Masa di kantor DPRD di terima secara baik,dan dipersilahkan untuk melakukan pertemuan di ruang Sidang DPRD.

Aloysius Suhartim Karya,Ketua FORMAPP di Ruang Sidang DPRD Kab.Manggarai Barat menyampaikan mereka yang hadir di ruang Sidang ini adalah orang-orang yang sebagai garda terdepan,yang bekerja memajukan sektor pariwisata di Labuan Bajo,dengan itu dalam penyampaian nya juga menyebutkan alasan-alasan penolakan,terhadap rencana pembangunan yang meliputi: 

Pertama, pembangunan sarpras berupa bagunan Geopark di kawasan Loh Buaya ini sudah sangat jelas bertentangan dengan hakikat keberadaan Taman Nasional Komodo sebagai kawasan konservasi sebagaimana yang telah diamatkan melalui SK Menteri Kehutanan No. 306 tahun 1992 tentang pembentukan Taman Nasional Komodo. Dalam SK ini secara eksplisit ditegaskan bahwa Taman Nasional Komodo adalah kawasan konservasi alami yang utuh dari satwa Komodo dan ekosistem lainnya baik di darat maupun di laut. 

Kedua, model pembangunan Sarpras Geopark dengan cara betonisasi ini sudah sangat jelas akan menghancurkan bentang alam kawasan Loh Buaya.

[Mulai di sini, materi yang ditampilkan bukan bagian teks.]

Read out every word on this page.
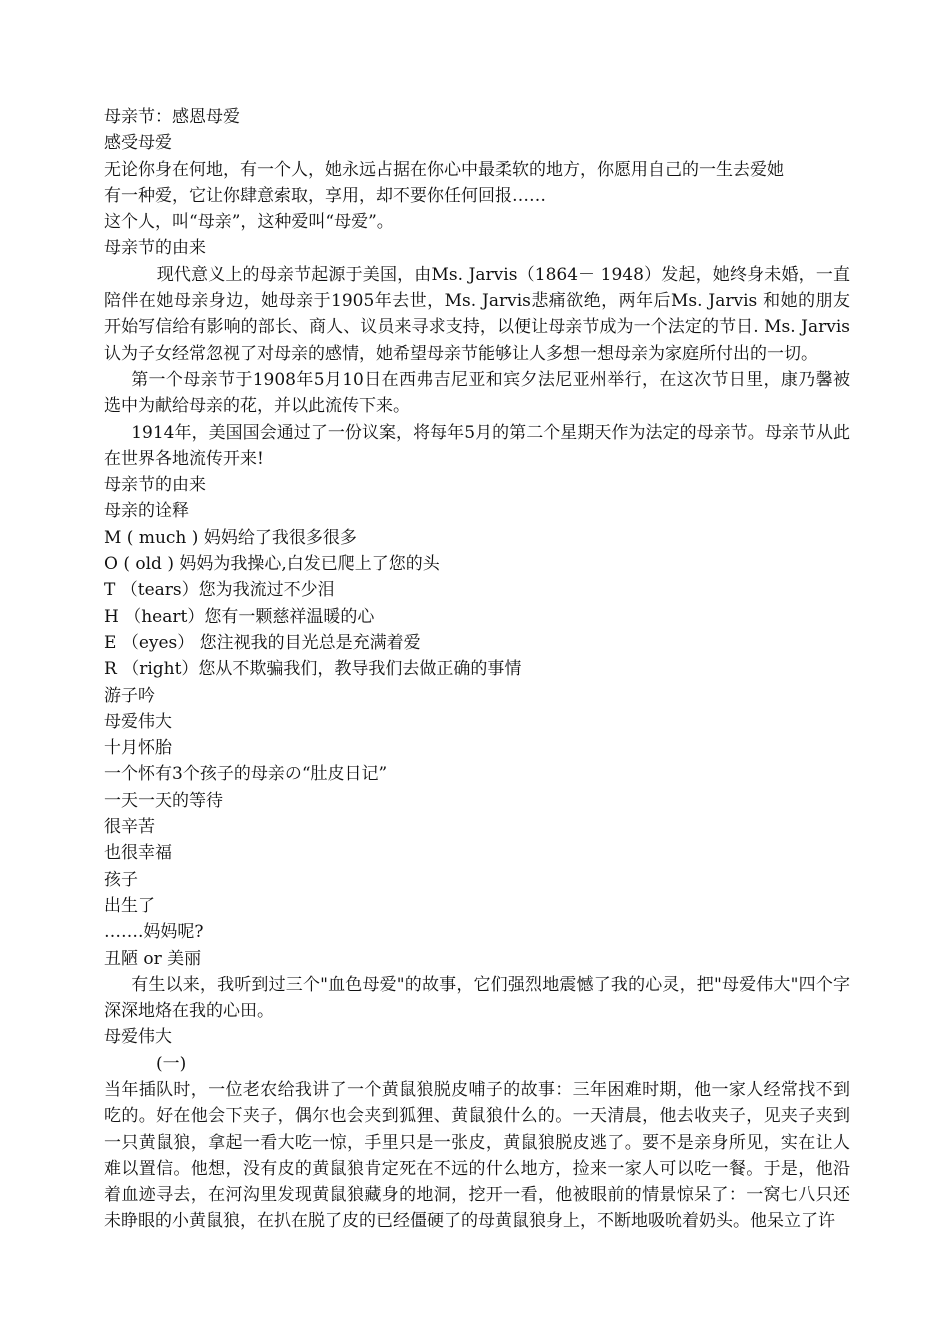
母亲节：感恩母爱
感受母爱
无论你身在何地，有一个人，她永远占据在你心中最柔软的地方，你愿用自己的一生去爱她
有一种爱，它让你肆意索取，享用，却不要你任何回报……
这个人，叫“母亲”，这种爱叫“母爱”。
母亲节的由来
现代意义上的母亲节起源于美国，由Ms. Jarvis（1864－ 1948）发起，她终身未婚，一直陪伴在她母亲身边，她母亲于1905年去世，Ms. Jarvis悲痛欲绝，两年后Ms. Jarvis 和她的朋友开始写信给有影响的部长、商人、议员来寻求支持，以便让母亲节成为一个法定的节日. Ms. Jarvis认为子女经常忽视了对母亲的感情，她希望母亲节能够让人多想一想母亲为家庭所付出的一切。
第一个母亲节于1908年5月10日在西弗吉尼亚和宾夕法尼亚州举行，在这次节日里，康乃馨被选中为献给母亲的花，并以此流传下来。
1914年，美国国会通过了一份议案，将每年5月的第二个星期天作为法定的母亲节。母亲节从此在世界各地流传开来!
母亲节的由来
母亲的诠释
M ( much ) 妈妈给了我很多很多
O ( old ) 妈妈为我操心,白发已爬上了您的头
T （tears）您为我流过不少泪
H （heart）您有一颗慈祥温暖的心
E （eyes） 您注视我的目光总是充满着爱
R （right）您从不欺骗我们，教导我们去做正确的事情
游子吟
母爱伟大
十月怀胎
一个怀有3个孩子的母亲の“肚皮日记”
一天一天的等待
很辛苦
也很幸福
孩子
出生了
…….妈妈呢?
丑陋 or 美丽
有生以来，我听到过三个"血色母爱"的故事，它们强烈地震憾了我的心灵，把"母爱伟大"四个字深深地烙在我的心田。
母爱伟大
(一)
当年插队时，一位老农给我讲了一个黄鼠狼脱皮哺子的故事：三年困难时期，他一家人经常找不到吃的。好在他会下夹子，偶尔也会夹到狐狸、黄鼠狼什么的。一天清晨，他去收夹子，见夹子夹到一只黄鼠狼，拿起一看大吃一惊，手里只是一张皮，黄鼠狼脱皮逃了。要不是亲身所见，实在让人难以置信。他想，没有皮的黄鼠狼肯定死在不远的什么地方，捡来一家人可以吃一餐。于是，他沿着血迹寻去，在河沟里发现黄鼠狼藏身的地洞，挖开一看，他被眼前的情景惊呆了：一窝七八只还未睁眼的小黄鼠狼，在扒在脱了皮的已经僵硬了的母黄鼠狼身上，不断地吸吮着奶头。他呆立了许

Model pembangunan seperti ini jelas bertentangan dengan model pembangunan dalam kawasan Taman Nasional yang tidak boleh mengubah bentang alam setempat, sebagaimana yang telah ditetapkan melalui Permen LHK P.13/MENLHK/SETJEN/KUM.1/5/2020 tentang Pembangunan Sarana dan Prasaranan Wisata Alam di Kawasan Hutan dan Peraturan Pemerintah Republik Indonesia No. 36 tahun 2010 tentang Penguasahaan Pariwisata Alam di Suaka Margasatwa, Taman Nasional, Taman Hutan Raya dan Taman Wisata Alam. 

Ketiga, pembangunan sumor bor sebagai bagian dari Sarpras ini juga akan sangat membawa dampak buruk bagi matinya sumber-sumber air yang selama ini menjadi sumber penghidupan satwa dan tumbuhan yang menghuni kawasan Loh Buaya dan sekitarnya.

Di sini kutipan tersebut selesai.